Воду на промыслы не привозили. Не хватало ее и в городе; возле цирка, единственного зрелищного дома, мальчишки продавали ее в кувшинах по двадцать рублей стакан. Серебровский предупредил: не пить! Черпают в канавах, а там черт знает что… В городе холера. «Бакинский рабочий» время от времени сообщал: «Зарегистрировано 8 больных. Всего с начала эпидемии 887 (на 24 мая 1921 г.). Из них умерло 380».
От огня бакинские промыслы, к счастью, уберегли; но пожар случился в здании геологического бюро; сгорел архив.
Еще один удар! Пропали карты, стратиграфические колонки, профили, отчеты… Геологические изыскания, ведшиеся до революции бессистемно, насчитывали все же многолетнюю историю, и, приведя в порядок документы, можно было составить номенклатуру пластов, без чего немыслима правильная эксплуатация. Прежнюю геологию покойный инженер Ушейкин в насмешку называл «горизонтальной» (то есть крайне невежественной: человек, хоть немного знакомый с законами тектоники, понимает, что горизонтальной геологии быть не может. Ушейкин смеялся: нефтепромышленник вел бурение на ту же глубину, что и его конкурент на соседнем участке, но скважина или не доходила до искомого пласта, если была заложена по его падению или протыкала пласт). Выражение это очень нравилось Губкину, он его частенько повторял.
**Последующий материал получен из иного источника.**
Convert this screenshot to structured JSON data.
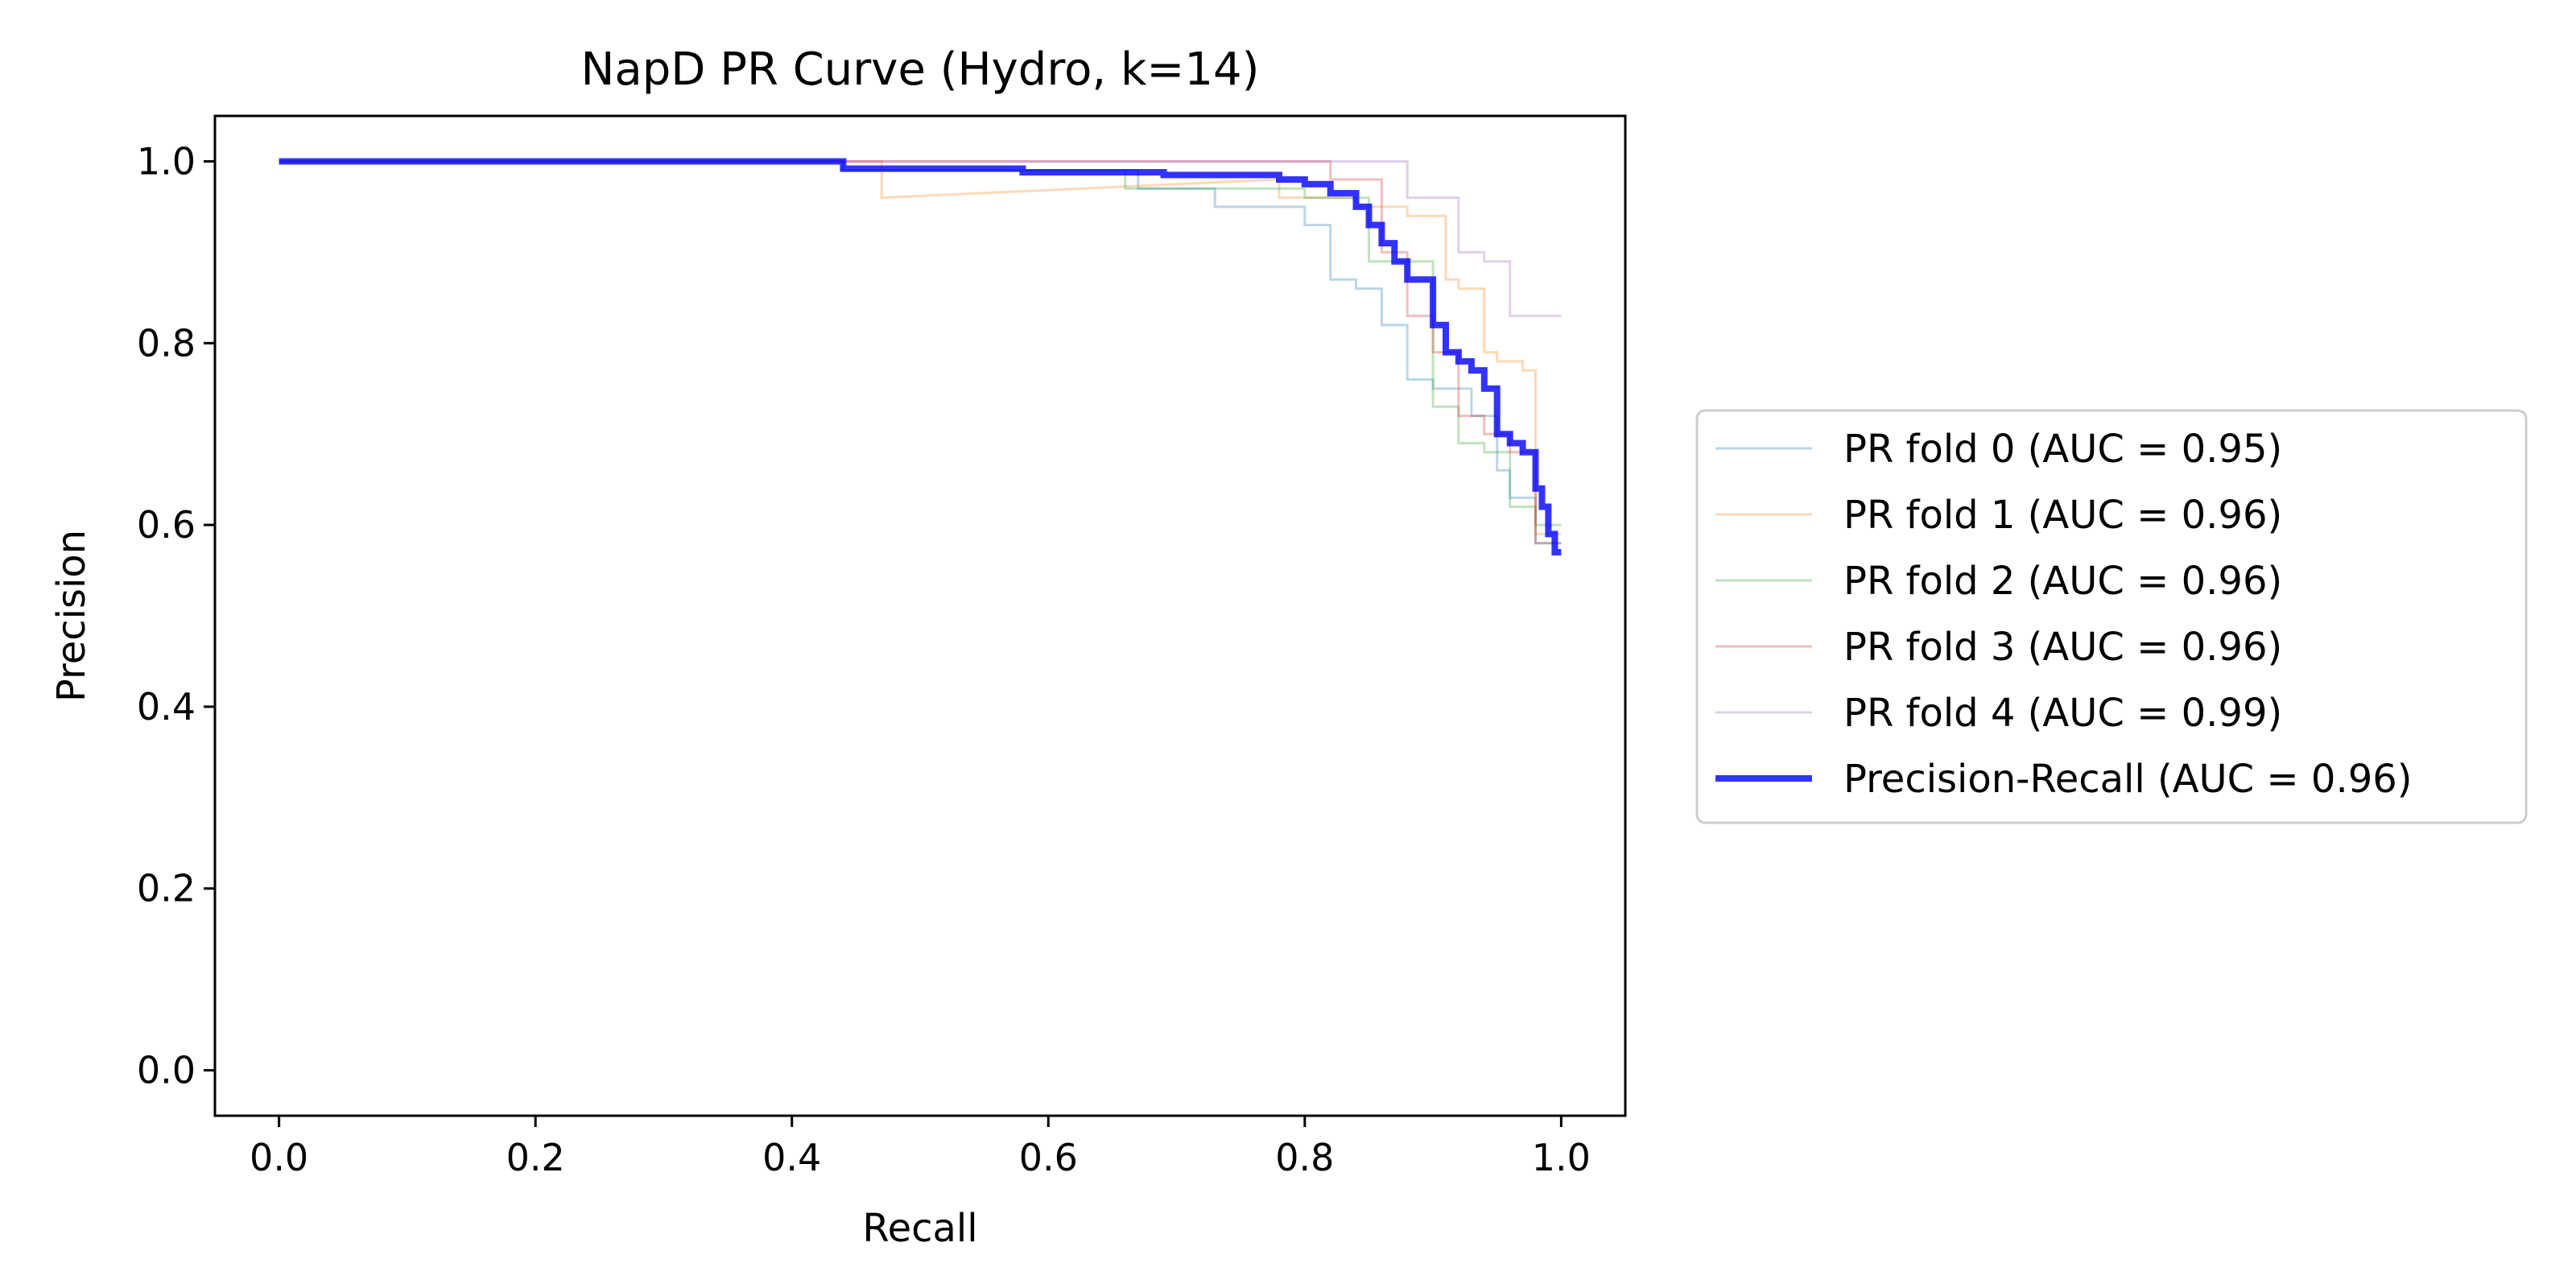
{
  "chart_data": {
    "type": "line",
    "title": "NapD PR Curve (Hydro, k=14)",
    "xlabel": "Recall",
    "ylabel": "Precision",
    "xlim": [
      -0.05,
      1.05
    ],
    "ylim": [
      -0.05,
      1.05
    ],
    "xticks": [
      0.0,
      0.2,
      0.4,
      0.6,
      0.8,
      1.0
    ],
    "yticks": [
      0.0,
      0.2,
      0.4,
      0.6,
      0.8,
      1.0
    ],
    "tick_format": "0.0",
    "grid": false,
    "legend_position": "outside-right",
    "series": [
      {
        "name": "PR fold 0 (AUC = 0.95)",
        "color": "#1f77b4",
        "alpha": 0.3,
        "width": 3,
        "x": [
          0.0,
          0.44,
          0.44,
          0.67,
          0.67,
          0.73,
          0.73,
          0.8,
          0.8,
          0.82,
          0.82,
          0.84,
          0.84,
          0.86,
          0.86,
          0.88,
          0.88,
          0.9,
          0.9,
          0.93,
          0.93,
          0.95,
          0.95,
          0.96,
          0.96,
          0.98,
          0.98,
          1.0
        ],
        "y": [
          1.0,
          1.0,
          0.99,
          0.99,
          0.97,
          0.97,
          0.95,
          0.95,
          0.93,
          0.93,
          0.87,
          0.87,
          0.86,
          0.86,
          0.82,
          0.82,
          0.76,
          0.76,
          0.75,
          0.75,
          0.72,
          0.72,
          0.66,
          0.66,
          0.63,
          0.63,
          0.58,
          0.58
        ]
      },
      {
        "name": "PR fold 1 (AUC = 0.96)",
        "color": "#ff7f0e",
        "alpha": 0.3,
        "width": 3,
        "x": [
          0.0,
          0.44,
          0.47,
          0.47,
          0.78,
          0.78,
          0.84,
          0.84,
          0.88,
          0.88,
          0.91,
          0.91,
          0.92,
          0.92,
          0.94,
          0.94,
          0.95,
          0.95,
          0.97,
          0.97,
          0.98,
          0.98,
          1.0
        ],
        "y": [
          1.0,
          1.0,
          1.0,
          0.96,
          0.98,
          0.96,
          0.96,
          0.95,
          0.95,
          0.94,
          0.94,
          0.87,
          0.87,
          0.86,
          0.86,
          0.79,
          0.79,
          0.78,
          0.78,
          0.77,
          0.77,
          0.59,
          0.59
        ]
      },
      {
        "name": "PR fold 2 (AUC = 0.96)",
        "color": "#2ca02c",
        "alpha": 0.3,
        "width": 3,
        "x": [
          0.0,
          0.44,
          0.44,
          0.66,
          0.66,
          0.8,
          0.8,
          0.85,
          0.85,
          0.9,
          0.9,
          0.92,
          0.92,
          0.94,
          0.94,
          0.96,
          0.96,
          0.98,
          0.98,
          1.0
        ],
        "y": [
          1.0,
          1.0,
          0.99,
          0.99,
          0.97,
          0.97,
          0.96,
          0.96,
          0.89,
          0.89,
          0.73,
          0.73,
          0.69,
          0.69,
          0.68,
          0.68,
          0.62,
          0.62,
          0.6,
          0.6
        ]
      },
      {
        "name": "PR fold 3 (AUC = 0.96)",
        "color": "#d62728",
        "alpha": 0.3,
        "width": 3,
        "x": [
          0.0,
          0.44,
          0.44,
          0.82,
          0.82,
          0.86,
          0.86,
          0.88,
          0.88,
          0.9,
          0.9,
          0.92,
          0.92,
          0.94,
          0.94,
          0.96,
          0.96,
          0.98,
          0.98,
          1.0
        ],
        "y": [
          1.0,
          1.0,
          1.0,
          1.0,
          0.98,
          0.98,
          0.9,
          0.9,
          0.83,
          0.83,
          0.79,
          0.79,
          0.72,
          0.72,
          0.7,
          0.7,
          0.68,
          0.68,
          0.58,
          0.58
        ]
      },
      {
        "name": "PR fold 4 (AUC = 0.99)",
        "color": "#9467bd",
        "alpha": 0.3,
        "width": 3,
        "x": [
          0.0,
          0.88,
          0.88,
          0.92,
          0.92,
          0.94,
          0.94,
          0.96,
          0.96,
          1.0
        ],
        "y": [
          1.0,
          1.0,
          0.96,
          0.96,
          0.9,
          0.9,
          0.89,
          0.89,
          0.83,
          0.83
        ]
      },
      {
        "name": "Precision-Recall (AUC = 0.96)",
        "color": "#0000ff",
        "alpha": 0.8,
        "width": 8,
        "x": [
          0.0,
          0.44,
          0.44,
          0.58,
          0.58,
          0.69,
          0.69,
          0.78,
          0.78,
          0.8,
          0.8,
          0.82,
          0.82,
          0.84,
          0.84,
          0.85,
          0.85,
          0.86,
          0.86,
          0.87,
          0.87,
          0.88,
          0.88,
          0.9,
          0.9,
          0.91,
          0.91,
          0.92,
          0.92,
          0.93,
          0.93,
          0.94,
          0.94,
          0.95,
          0.95,
          0.96,
          0.96,
          0.97,
          0.97,
          0.98,
          0.98,
          0.985,
          0.985,
          0.99,
          0.99,
          0.995,
          0.995,
          1.0
        ],
        "y": [
          1.0,
          1.0,
          0.992,
          0.992,
          0.988,
          0.988,
          0.985,
          0.985,
          0.98,
          0.98,
          0.975,
          0.975,
          0.965,
          0.965,
          0.95,
          0.95,
          0.93,
          0.93,
          0.91,
          0.91,
          0.89,
          0.89,
          0.87,
          0.87,
          0.82,
          0.82,
          0.79,
          0.79,
          0.78,
          0.78,
          0.77,
          0.77,
          0.75,
          0.75,
          0.7,
          0.7,
          0.69,
          0.69,
          0.68,
          0.68,
          0.64,
          0.64,
          0.62,
          0.62,
          0.59,
          0.59,
          0.57,
          0.57
        ]
      }
    ]
  }
}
Ушейкин умер от тифа. Друзья, разбирая его письменный стол, нашли груду тетрадей, блокнотов, незаконченных рукописей, содержащих ценные сведения. Все это перенесли в здание бюро, и ушейкинский архив дал начало громадному архиву Азнефти, ныне одному из самых образцовых в стране.
(В это же время Губкин узнал о смерти — тоже от тифа — Сняткова, милого скромного человека, специалиста по углю, с которым вместе ездил в Америку. И вместе трудной дорогой, мучительно пытаясь угадать, что ожидает их там, пересаживаясь с парохода на пароход, возвращались на родину… Тиф унес С.А. Бубнова, опытного горняка, много сделавшего для разведки Курской магнитной аномалии, и В.С. Морозова, сопровождавшего Ивана Михайловича в кавказских маршрутах еще до революции. Иван Михайлович возлагал на него большие надежды, верил в его талант.)
Серебровский еще об одном предупредил: зря по городу не шатайся, постреливают… Как можно было удержаться? Губкин поднимался к армянскому кладбищу, оттуда открывался вид на бухту, на море; солнечные лучи посверкивали на волнах, и глаза Ивана Михайловича под очками слезились. Он выходил за ограду, присаживался на минутку в тени каштана. С разных точек вода в бухте кажется то более синей, то менее; зеленые гряды водорослей то пропадают, то появляются.